## Listing orthobraces

I took a bit of a break to finish writing a paper for submission to the International Conference on Functional Programming—which I should write about here! All in good time. (I tend to accumulate things to write about faster than I can write them… a blessing and a curse!) For now, back to your irregularly scheduled orthogons.

Recall from my previous post that a bracelet is a string considered unique only up to rotation and reflection. We also gave the name orthobrace to a bracelet consisting of X’s and V’s, with exactly four more X’s than V’s, and we saw that they are in one-to-one correspondence with orthogons. If we can find a way to list all orthobraces of a certain size (and if we can find a reasonable way to turn them into drawings!) we can make a list of all the orthogons of a certain size.

In my previous post I left you with a few questions.

1. How many sequences are there with $n+4$ X’s and $n$ V’s?

(Here I really do mean just sequence, not bracelet, so e.g. XXXV and XXVX are the same bracelet but different sequences.)

If we have four X’s and no V’s then there is of course only one. With five X’s and one V, we have a choice of five different places where we could put the V: before the first X, after the first X, after the second X, … and so on. With six X’s and two V’s, we get to choose any two out of six possible places to put the V’s.

In general, the number of sequences with $n+4$ X’s and $n$ V’s is the number of ways to choose $n$ places out of the total $2n+4$ to put the V’s. We can make a table:

$\begin{array}{rcl}\displaystyle\binom 4 0 &=& 1 \\[1em] \displaystyle\binom{6}{1} &=& 6 \\[1em] \displaystyle\binom{8}{2} &=& 28 \\[1em] \displaystyle\binom{10}{3} &=& 120 \\[1em] \displaystyle\binom{12}{4} &=& 495 \\[1em] \displaystyle\binom{14}{5} &=& 2002 \\[1em] \displaystyle\binom{16}{6} &=& 8008 \end{array}$

As you can see, the number of sequences grows quite quickly; in fact (though I won’t prove this) it grows exponentially relative to $n$.

2. What about orthobraces, where we consider sequences equivalent up to rotation and reversal, and just want one representative from each equivalence class?

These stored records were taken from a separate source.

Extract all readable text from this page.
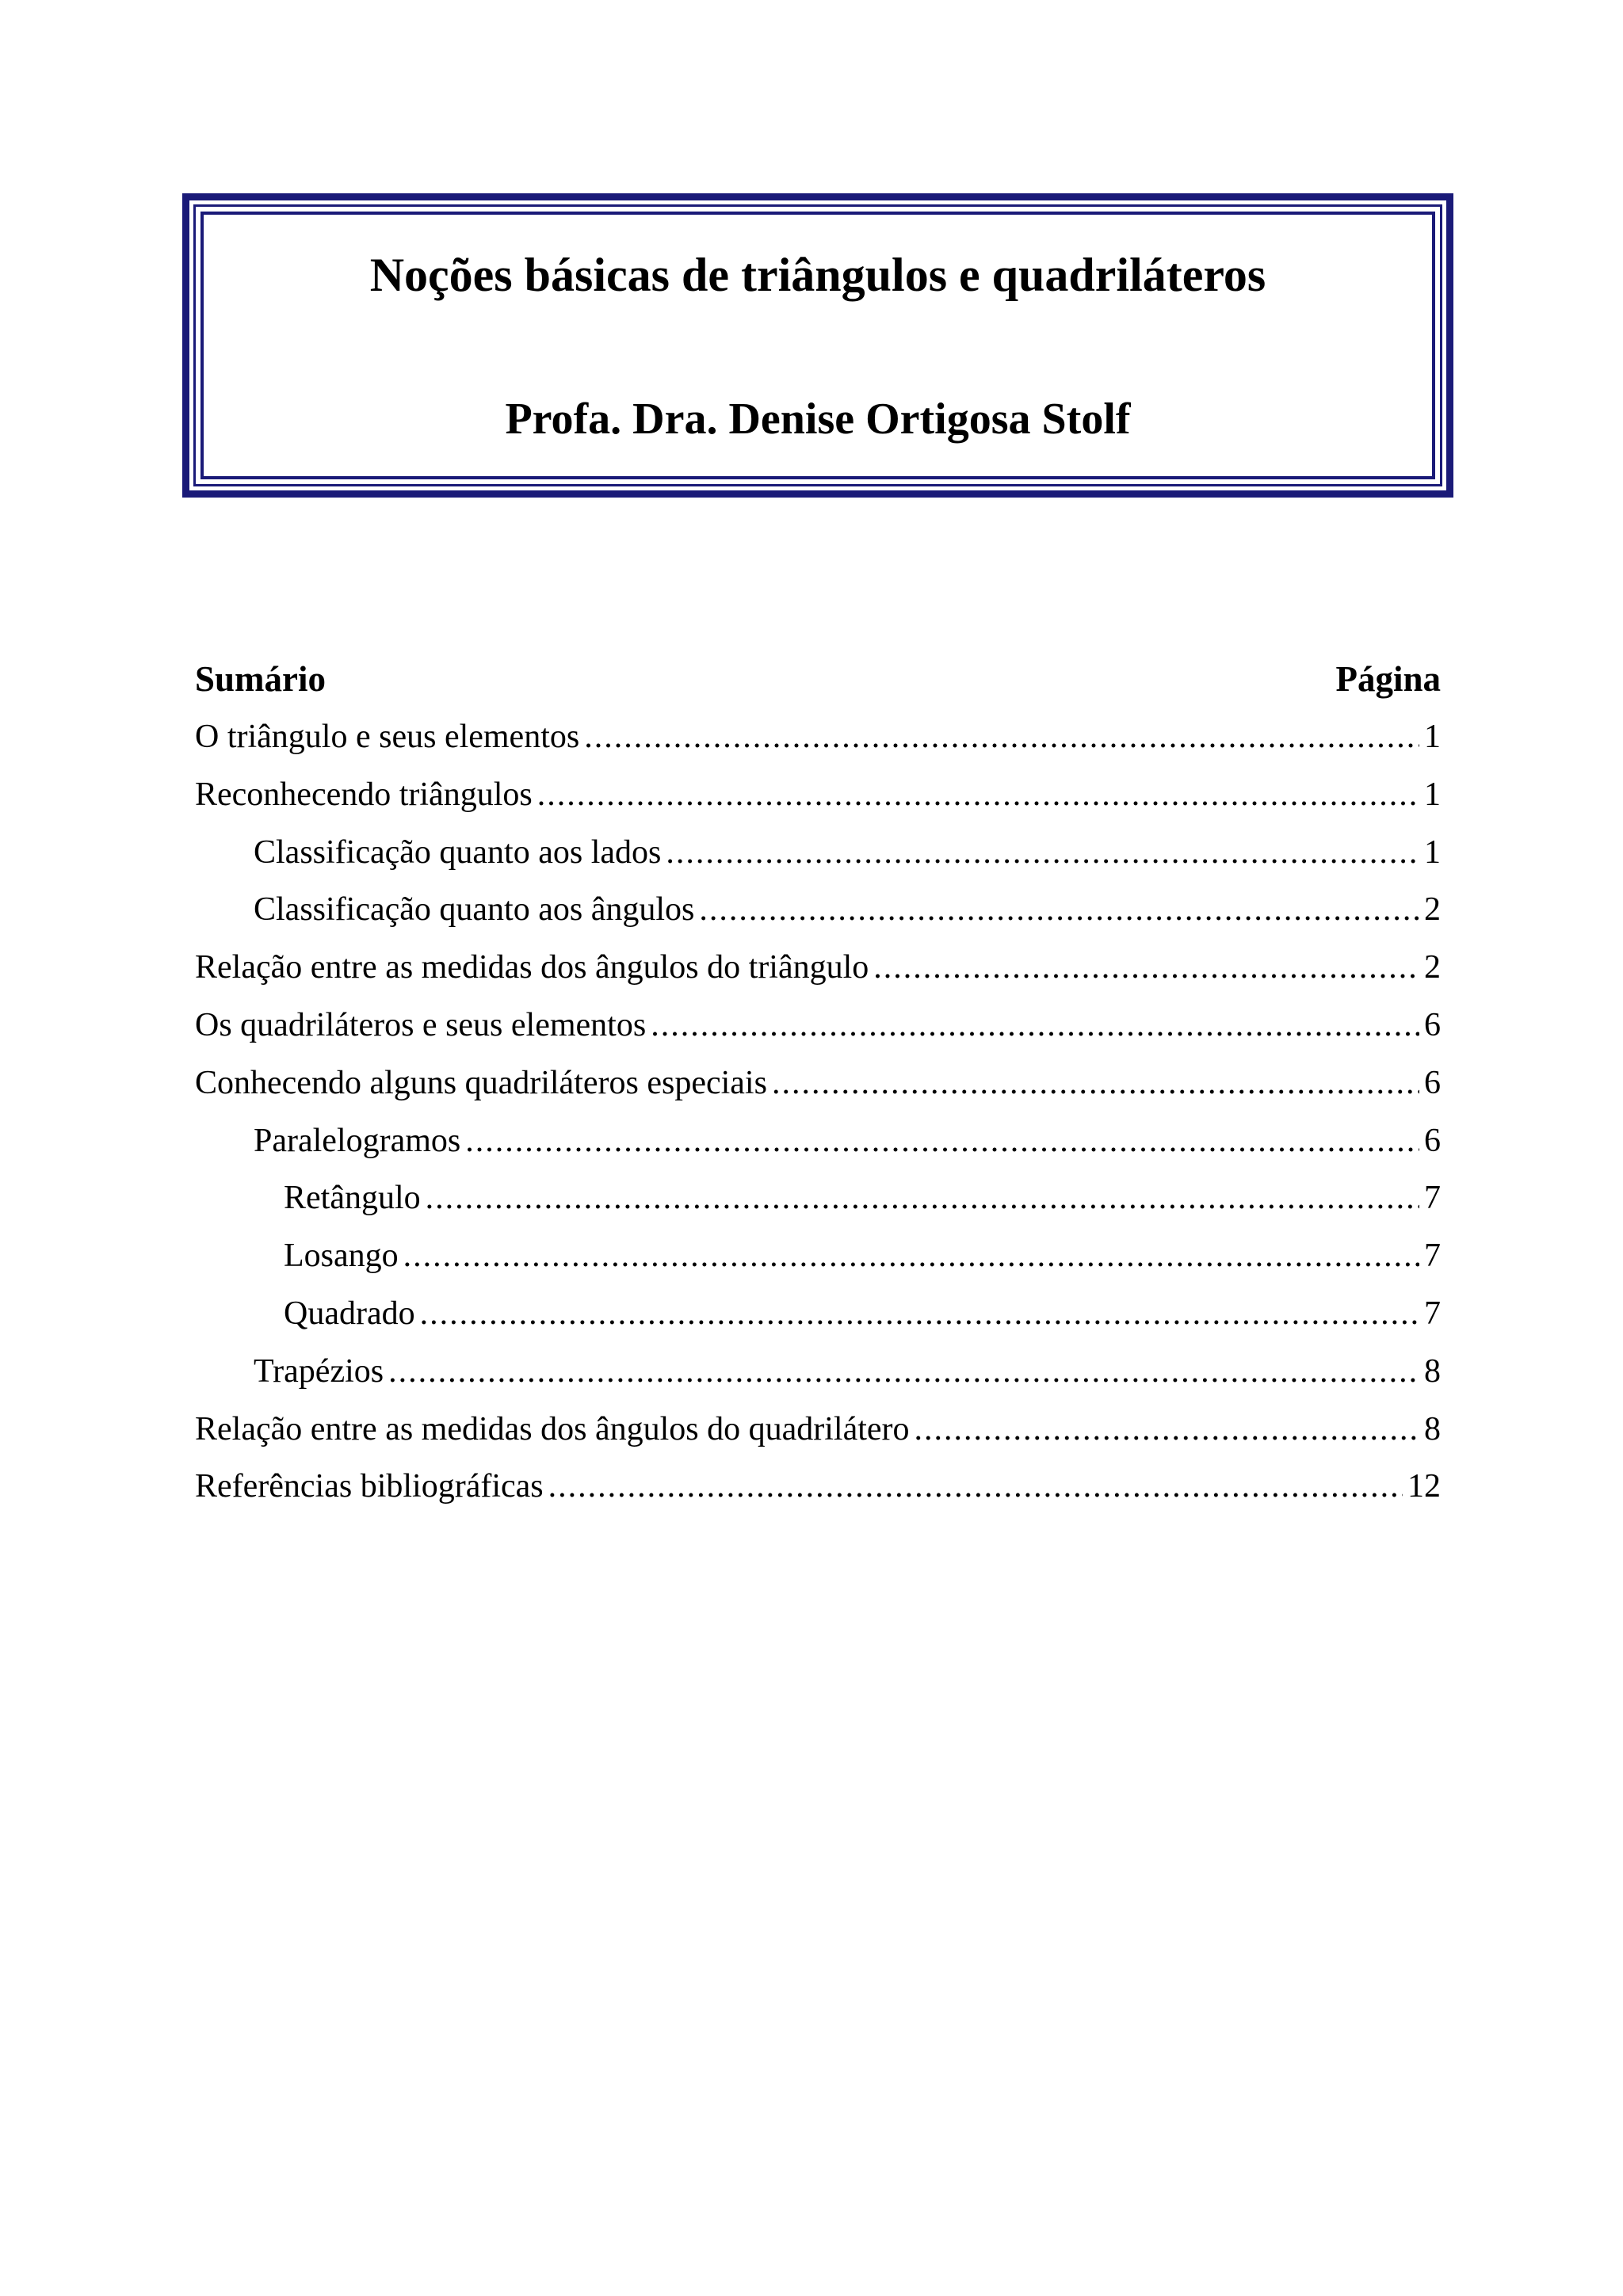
Noções básicas de triângulos e quadriláteros
Profa. Dra. Denise Ortigosa Stolf
Sumário	Página
O triângulo e seus elementos .....	1
Reconhecendo triângulos .....	1
Classificação quanto aos lados .....	1
Classificação quanto aos ângulos .....	2
Relação entre as medidas dos ângulos do triângulo .....	2
Os quadriláteros e seus elementos .....	6
Conhecendo alguns quadriláteros especiais .....	6
Paralelogramos .....	6
Retângulo .....	7
Losango .....	7
Quadrado .....	7
Trapézios .....	8
Relação entre as medidas dos ângulos do quadrilátero .....	8
Referências bibliográficas .....	12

If you try listing them and counting how many there are of each size, you get a sequence of numbers like

$1, 1, 4, 8, 29, 79, 280 \dots$

which does not grow quite so quickly (though it turns out it still grows exponentially).

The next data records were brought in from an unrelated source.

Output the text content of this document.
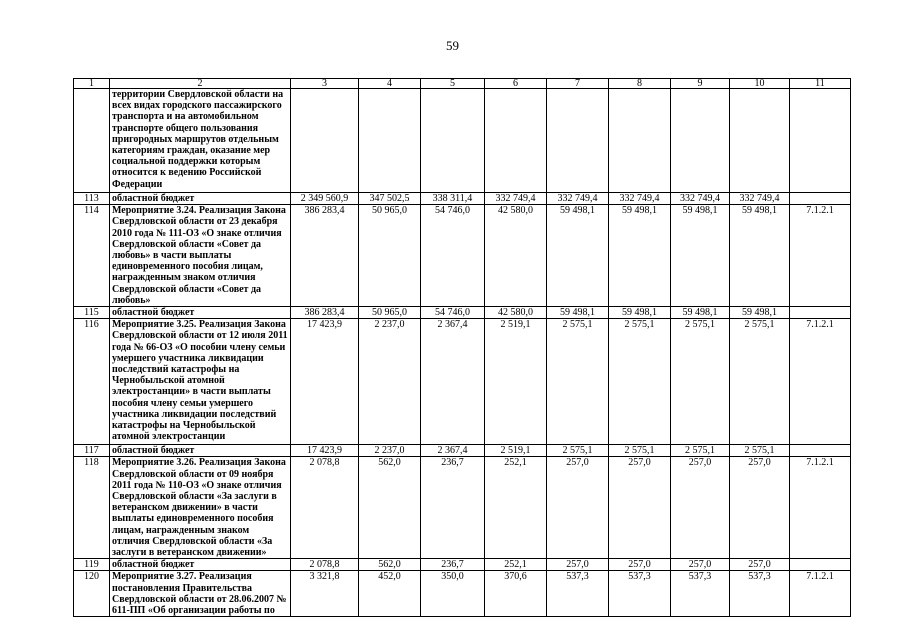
59
1	2	3	4	5	6	7	8	9	10	11
	территории Свердловской области на всех видах городского пассажирского транспорта и на автомобильном транспорте общего пользования пригородных маршрутов отдельным категориям граждан, оказание мер социальной поддержки которым относится к ведению Российской Федерации									
113	областной бюджет	2 349 560,9	347 502,5	338 311,4	332 749,4	332 749,4	332 749,4	332 749,4	332 749,4	
114	Мероприятие 3.24. Реализация Закона Свердловской области от 23 декабря 2010 года № 111-ОЗ «О знаке отличия Свердловской области «Совет да любовь» в части выплаты единовременного пособия лицам, награжденным знаком отличия Свердловской области «Совет да любовь»	386 283,4	50 965,0	54 746,0	42 580,0	59 498,1	59 498,1	59 498,1	59 498,1	7.1.2.1
115	областной бюджет	386 283,4	50 965,0	54 746,0	42 580,0	59 498,1	59 498,1	59 498,1	59 498,1	
116	Мероприятие 3.25. Реализация Закона Свердловской области от 12 июля 2011 года № 66-ОЗ «О пособии члену семьи умершего участника ликвидации последствий катастрофы на Чернобыльской атомной электростанции» в части выплаты пособия члену семьи умершего участника ликвидации последствий катастрофы на Чернобыльской атомной электростанции	17 423,9	2 237,0	2 367,4	2 519,1	2 575,1	2 575,1	2 575,1	2 575,1	7.1.2.1
117	областной бюджет	17 423,9	2 237,0	2 367,4	2 519,1	2 575,1	2 575,1	2 575,1	2 575,1	
118	Мероприятие 3.26. Реализация Закона Свердловской области от 09 ноября 2011 года № 110-ОЗ «О знаке отличия Свердловской области «За заслуги в ветеранском движении» в части выплаты единовременного пособия лицам, награжденным знаком отличия Свердловской области «За заслуги в ветеранском движении»	2 078,8	562,0	236,7	252,1	257,0	257,0	257,0	257,0	7.1.2.1
119	областной бюджет	2 078,8	562,0	236,7	252,1	257,0	257,0	257,0	257,0	
120	Мероприятие 3.27. Реализация постановления Правительства Свердловской области от 28.06.2007 № 611-ПП «Об организации работы по	3 321,8	452,0	350,0	370,6	537,3	537,3	537,3	537,3	7.1.2.1
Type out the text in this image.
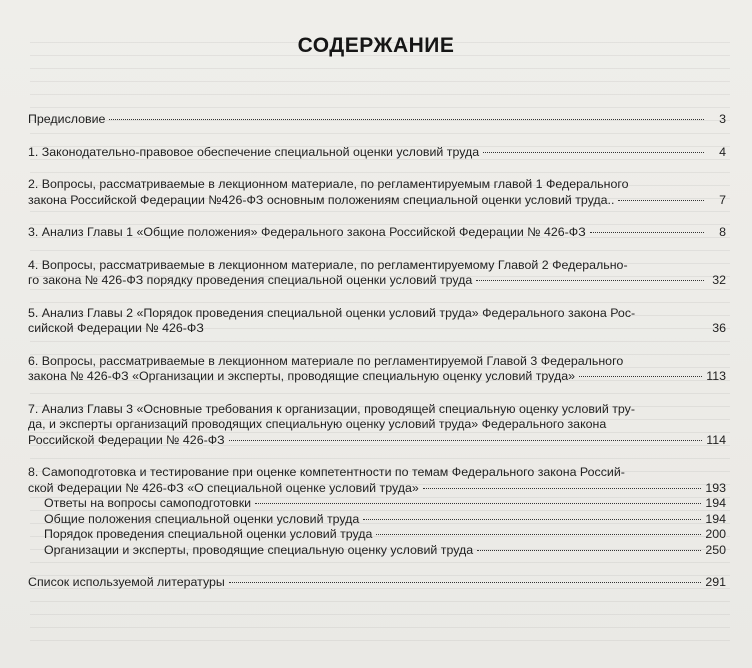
СОДЕРЖАНИЕ
Предисловие	3
1. Законодательно-правовое обеспечение специальной оценки условий труда	4
2. Вопросы, рассматриваемые в лекционном материале, по регламентируемым главой 1 Федерального
закона Российской Федерации №426-ФЗ основным положениям специальной оценки условий труда..	7
3. Анализ Главы 1 «Общие положения» Федерального закона Российской Федерации № 426-ФЗ	8
4. Вопросы, рассматриваемые в лекционном материале, по регламентируемому Главой 2 Федерально-
го закона № 426-ФЗ порядку проведения специальной оценки условий труда	32
5. Анализ Главы 2 «Порядок проведения специальной оценки условий труда» Федерального закона Рос-
сийской Федерации № 426-ФЗ	36
6. Вопросы, рассматриваемые в лекционном материале по регламентируемой Главой 3 Федерального
закона № 426-ФЗ «Организации и эксперты, проводящие специальную оценку условий труда»	113
7. Анализ Главы 3 «Основные требования к организации, проводящей специальную оценку условий тру-
да, и эксперты организаций проводящих специальную оценку условий труда» Федерального закона
Российской Федерации № 426-ФЗ	114
8. Самоподготовка и тестирование при оценке компетентности по темам Федерального закона Россий-
ской Федерации № 426-ФЗ «О специальной оценке условий труда»	193
Ответы на вопросы самоподготовки	194
Общие положения специальной оценки условий труда	194
Порядок проведения специальной оценки условий труда	200
Организации и эксперты, проводящие специальную оценку условий труда	250
Список используемой литературы	291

3. Gesh made a nice argument in a comment on my previous post which gives us an idea of how quickly we should expect this to grow relative to how many sequences there are. In particular, we expect that every sequence of length $2n+4$ will have roughly $4n+8$ different sequences which it is equivalent to—$2n+4$ rotations plus all their reversals. This is only a rough estimate, since if the sequence has any sort of symmetry, some of the rotations and reflections may be identical. But symmetry is special—an average random string will not be symmetric, and hence most of the time all the rotations and reflections will be distinct. So we would expect there to be about $4n+8$ times as many sequences as bracelets—a little less to account for some of the rotations and reflections not always being distinct. And if we take ratios, here’s what we get:

$\begin{array}{rcl|c} & \text{ratio} & & 4n+8 \\ 1/1 &=& 1 & 8 \\ 6/1 &=& 6 & 12 \\ 28/4 &=& 7 & 16\\ 120/8 &=& 15 & 20 \\ 495/29 &\approx& 17 & 24 \\ 2002/79 &\approx& 25 & 28 \\ 8008/280 &\approx& 29 & 32 \end{array}$

On the left hand side of the table is the ratio of the number of sequences of size $2n+4$ to the number of orthobraces; on the right hand side is $4n+8$. As you can see, the ratios do indeed seem to be approaching $4n+8$ from below.

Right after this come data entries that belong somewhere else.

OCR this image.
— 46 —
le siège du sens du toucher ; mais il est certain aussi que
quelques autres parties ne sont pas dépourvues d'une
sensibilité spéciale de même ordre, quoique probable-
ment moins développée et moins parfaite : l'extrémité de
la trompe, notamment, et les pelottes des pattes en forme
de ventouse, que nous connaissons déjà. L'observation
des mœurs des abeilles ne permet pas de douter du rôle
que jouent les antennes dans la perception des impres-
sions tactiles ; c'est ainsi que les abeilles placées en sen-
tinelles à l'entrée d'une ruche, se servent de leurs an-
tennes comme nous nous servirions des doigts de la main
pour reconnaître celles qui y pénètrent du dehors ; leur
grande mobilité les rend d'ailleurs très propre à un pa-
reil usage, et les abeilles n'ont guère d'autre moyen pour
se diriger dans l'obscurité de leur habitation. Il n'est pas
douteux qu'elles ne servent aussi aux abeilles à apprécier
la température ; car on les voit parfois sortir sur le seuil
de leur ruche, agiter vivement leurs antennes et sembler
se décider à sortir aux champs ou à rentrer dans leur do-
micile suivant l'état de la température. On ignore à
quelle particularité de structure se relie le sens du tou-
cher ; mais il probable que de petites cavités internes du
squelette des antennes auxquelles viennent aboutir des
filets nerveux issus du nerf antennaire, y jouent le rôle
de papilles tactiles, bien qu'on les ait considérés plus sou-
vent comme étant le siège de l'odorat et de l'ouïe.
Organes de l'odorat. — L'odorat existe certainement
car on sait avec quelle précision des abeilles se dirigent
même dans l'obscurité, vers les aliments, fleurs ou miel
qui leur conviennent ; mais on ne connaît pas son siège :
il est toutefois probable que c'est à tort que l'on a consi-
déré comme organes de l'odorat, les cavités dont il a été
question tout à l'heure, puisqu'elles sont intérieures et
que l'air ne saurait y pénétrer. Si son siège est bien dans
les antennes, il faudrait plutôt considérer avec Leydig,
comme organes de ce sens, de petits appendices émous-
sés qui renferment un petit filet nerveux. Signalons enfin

4. So, what about generating all orthobraces of a given size by listing all sequences and throwing away any sequences which are equivalent to one we’ve already generated? This can be done, but as we can see from the above analysis, we would spend most of our time throwing out sequences which are equivalent to ones we’ve already generated.

So generating orthobraces this way isn’t actually such a great idea, although it does have the benefit of being quite simple conceptually. In another post I’ll show some simple code to carry out this “naive” algorithm, and then talk about an alternative!